I am vaguely aware of the iPad. I know that my Galaxy has Google stuff in it and my nerdy friend tells me about his Next Us that is cool. I am the target audience for this new ad for the Nexus 10. Why? Because my friend who reads tech blogs already knows about it and doesn't need to be convinced. I do. And you know what? It's doing a pretty good job of convincing me.
Here is what I've learned watching this video: the Nexus 10 can be shared with my family, is used to post photos online, can read books, watch movies, coordinate calendars, have video chats, and has voice commands. I also chuckle because Kevin is clearly a better name than Alfie and why do you hate your child so much you'd name him Alvin? I automatically feel sympathy for the newborn fictional baby of this fake married couple that exist solely to sell me a chunk of plastic and metal.
I'm not even married.
This is effective advertising. Does it appeal to all demographics? Nope. In fact, as a guy in his mid-20s, the idea of preparing for a baby is the farthest thing from my mind. But I like gadgets. And I like features. And I definitely have opinions on the names "Alfie" and "Alvin." I can resonate with this.

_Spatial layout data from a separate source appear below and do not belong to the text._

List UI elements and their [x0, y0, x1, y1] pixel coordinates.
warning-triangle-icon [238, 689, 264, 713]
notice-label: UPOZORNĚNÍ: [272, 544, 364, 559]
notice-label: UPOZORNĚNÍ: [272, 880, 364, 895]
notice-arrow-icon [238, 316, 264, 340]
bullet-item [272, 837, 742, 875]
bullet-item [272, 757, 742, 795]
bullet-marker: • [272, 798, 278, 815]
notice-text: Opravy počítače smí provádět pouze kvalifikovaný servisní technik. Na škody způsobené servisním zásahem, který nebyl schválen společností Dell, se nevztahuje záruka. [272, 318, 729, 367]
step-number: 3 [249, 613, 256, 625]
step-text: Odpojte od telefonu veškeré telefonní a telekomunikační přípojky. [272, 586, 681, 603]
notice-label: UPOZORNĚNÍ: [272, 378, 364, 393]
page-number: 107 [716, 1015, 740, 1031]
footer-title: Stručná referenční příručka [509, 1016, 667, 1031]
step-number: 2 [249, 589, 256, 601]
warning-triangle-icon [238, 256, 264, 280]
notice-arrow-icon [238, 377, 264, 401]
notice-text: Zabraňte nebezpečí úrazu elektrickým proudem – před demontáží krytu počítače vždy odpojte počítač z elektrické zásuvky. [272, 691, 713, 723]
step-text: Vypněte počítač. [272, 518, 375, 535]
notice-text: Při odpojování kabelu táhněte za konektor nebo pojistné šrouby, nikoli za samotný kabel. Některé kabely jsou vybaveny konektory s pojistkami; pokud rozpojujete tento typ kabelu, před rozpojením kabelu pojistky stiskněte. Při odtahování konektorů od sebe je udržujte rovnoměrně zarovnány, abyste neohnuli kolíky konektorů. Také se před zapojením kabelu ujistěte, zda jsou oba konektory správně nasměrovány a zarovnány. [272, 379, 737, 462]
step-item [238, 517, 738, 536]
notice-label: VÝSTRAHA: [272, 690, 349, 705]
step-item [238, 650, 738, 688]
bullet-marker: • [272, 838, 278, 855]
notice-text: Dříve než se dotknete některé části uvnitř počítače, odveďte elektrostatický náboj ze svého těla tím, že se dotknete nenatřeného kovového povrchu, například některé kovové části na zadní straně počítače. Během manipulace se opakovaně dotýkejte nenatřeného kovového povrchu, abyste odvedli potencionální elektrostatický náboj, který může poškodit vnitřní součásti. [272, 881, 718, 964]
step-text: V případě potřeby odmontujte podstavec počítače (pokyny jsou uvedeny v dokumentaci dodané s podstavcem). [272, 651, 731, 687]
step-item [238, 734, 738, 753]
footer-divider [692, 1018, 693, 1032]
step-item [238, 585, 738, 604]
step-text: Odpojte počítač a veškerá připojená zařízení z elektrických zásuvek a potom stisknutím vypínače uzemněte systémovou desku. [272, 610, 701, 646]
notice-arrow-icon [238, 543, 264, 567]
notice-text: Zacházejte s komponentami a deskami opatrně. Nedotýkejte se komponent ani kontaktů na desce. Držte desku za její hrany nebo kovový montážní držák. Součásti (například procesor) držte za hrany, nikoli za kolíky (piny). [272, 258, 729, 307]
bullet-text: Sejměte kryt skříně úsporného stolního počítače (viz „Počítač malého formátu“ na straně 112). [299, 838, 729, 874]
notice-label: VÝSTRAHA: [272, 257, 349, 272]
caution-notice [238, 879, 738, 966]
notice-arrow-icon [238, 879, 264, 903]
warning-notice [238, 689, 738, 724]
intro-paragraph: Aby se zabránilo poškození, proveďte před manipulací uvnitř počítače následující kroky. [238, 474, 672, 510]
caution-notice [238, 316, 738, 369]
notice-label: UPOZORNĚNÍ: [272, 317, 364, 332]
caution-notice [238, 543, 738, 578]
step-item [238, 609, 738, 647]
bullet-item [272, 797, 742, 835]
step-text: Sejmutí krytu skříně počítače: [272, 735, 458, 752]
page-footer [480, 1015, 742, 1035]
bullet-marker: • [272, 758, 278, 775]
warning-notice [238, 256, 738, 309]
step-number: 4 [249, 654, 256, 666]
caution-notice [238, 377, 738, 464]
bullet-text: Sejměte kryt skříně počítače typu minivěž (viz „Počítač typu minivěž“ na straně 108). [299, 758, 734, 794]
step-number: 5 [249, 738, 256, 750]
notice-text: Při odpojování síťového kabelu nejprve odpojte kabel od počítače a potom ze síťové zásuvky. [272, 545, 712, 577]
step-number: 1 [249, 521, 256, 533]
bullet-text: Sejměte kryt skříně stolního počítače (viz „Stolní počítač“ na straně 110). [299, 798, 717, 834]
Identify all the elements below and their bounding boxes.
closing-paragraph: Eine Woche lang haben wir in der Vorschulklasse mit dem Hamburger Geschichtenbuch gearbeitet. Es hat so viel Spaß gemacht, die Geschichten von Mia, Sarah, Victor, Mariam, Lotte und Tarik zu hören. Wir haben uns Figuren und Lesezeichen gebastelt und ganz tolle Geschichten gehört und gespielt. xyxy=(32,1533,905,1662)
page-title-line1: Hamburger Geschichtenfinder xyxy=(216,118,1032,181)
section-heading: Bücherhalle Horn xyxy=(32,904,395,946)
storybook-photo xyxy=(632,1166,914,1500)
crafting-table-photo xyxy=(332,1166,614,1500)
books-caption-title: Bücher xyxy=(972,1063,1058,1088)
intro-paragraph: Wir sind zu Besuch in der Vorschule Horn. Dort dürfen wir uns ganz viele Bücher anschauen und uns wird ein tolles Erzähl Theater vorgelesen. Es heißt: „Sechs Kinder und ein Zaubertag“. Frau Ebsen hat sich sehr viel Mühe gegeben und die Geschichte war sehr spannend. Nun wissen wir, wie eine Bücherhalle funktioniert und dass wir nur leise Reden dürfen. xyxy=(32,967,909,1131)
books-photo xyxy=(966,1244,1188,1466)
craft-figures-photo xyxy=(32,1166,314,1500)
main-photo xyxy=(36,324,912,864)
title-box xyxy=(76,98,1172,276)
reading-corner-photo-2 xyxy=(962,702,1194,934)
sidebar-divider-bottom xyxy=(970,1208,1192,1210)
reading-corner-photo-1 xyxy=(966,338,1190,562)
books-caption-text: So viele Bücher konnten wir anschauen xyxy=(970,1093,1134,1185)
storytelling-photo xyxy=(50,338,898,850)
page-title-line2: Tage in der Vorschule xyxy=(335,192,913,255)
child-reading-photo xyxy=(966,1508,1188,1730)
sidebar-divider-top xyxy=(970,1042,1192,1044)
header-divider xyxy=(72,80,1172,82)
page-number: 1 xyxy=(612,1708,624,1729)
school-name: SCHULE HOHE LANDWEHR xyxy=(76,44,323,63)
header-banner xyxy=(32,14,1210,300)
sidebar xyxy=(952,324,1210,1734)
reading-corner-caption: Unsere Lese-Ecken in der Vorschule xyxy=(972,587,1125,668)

This is exactly the kind of thing we've been talking about, HTC. While Google's biggest problem seems to be getting devices into consumers hands—both failing to keep up an adequate supply, and by eschewing traditional distribution models, opting instead for online availability augmented by a very select few retail stores—the company at least seems to get effective advertising right.
It may not be the most clever or exciting ad, but it makes the Nexus 10 seem human, enjoyable, and accessible. This is something that other marketers could take some cues from.